Lending margins tighten in Q1

Greater competition for prime lending has led to a tightening of margins in the first quarter of 2017 with lending margins falling by 9bps.

CBRE’s latest UK Debt Prospects MarketView showed that the all property lending margin now stands at approximately 2.3%, down from 2.4% at the end of 2016 where margins held broadly flat.

A fall in margins reflects an increased appetite from lenders to provide finance, as concerns over the EU referendum continue to subside. However, the market remains polarised with lenders showing a greater inclination for prime assets whilst remaining more reluctant to finance development projects or secondary assets.

Most notably there has been a fall of around 15bps on margins on prime lending whilst margins for secondary lending have remained static.

Steve Williamson, head of debt and structured finance at CBRE, said: “Overall, margins have declined slightly in the first quarter, but this has been a highly selective phenomenon. Intensifying competition for lending on prime assets has driven margins here down by 15bps or so, but borrowers seeking debt against anything secondary or on development have seen little to no change in pricing.
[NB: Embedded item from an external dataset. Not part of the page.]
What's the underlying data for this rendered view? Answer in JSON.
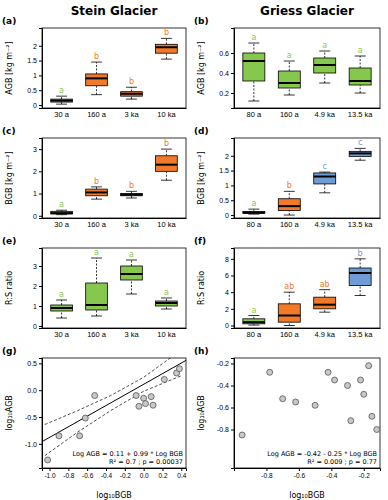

These areas of the market remain more challenging, as lenders see prime values as being more resilient in the event of any market decline”.

Q1 was the fifth successive quarter when the premium offered by CRE debt to Gilts exceeded 2.5% on a gross return basis - the premium of 2.9% at the end of Q1 is the highest since Q4 2014. Similarly, the premium relative to corporate bonds was greater than 1.5% for the fifth successive quarter, sitting at 1.7% in Q1.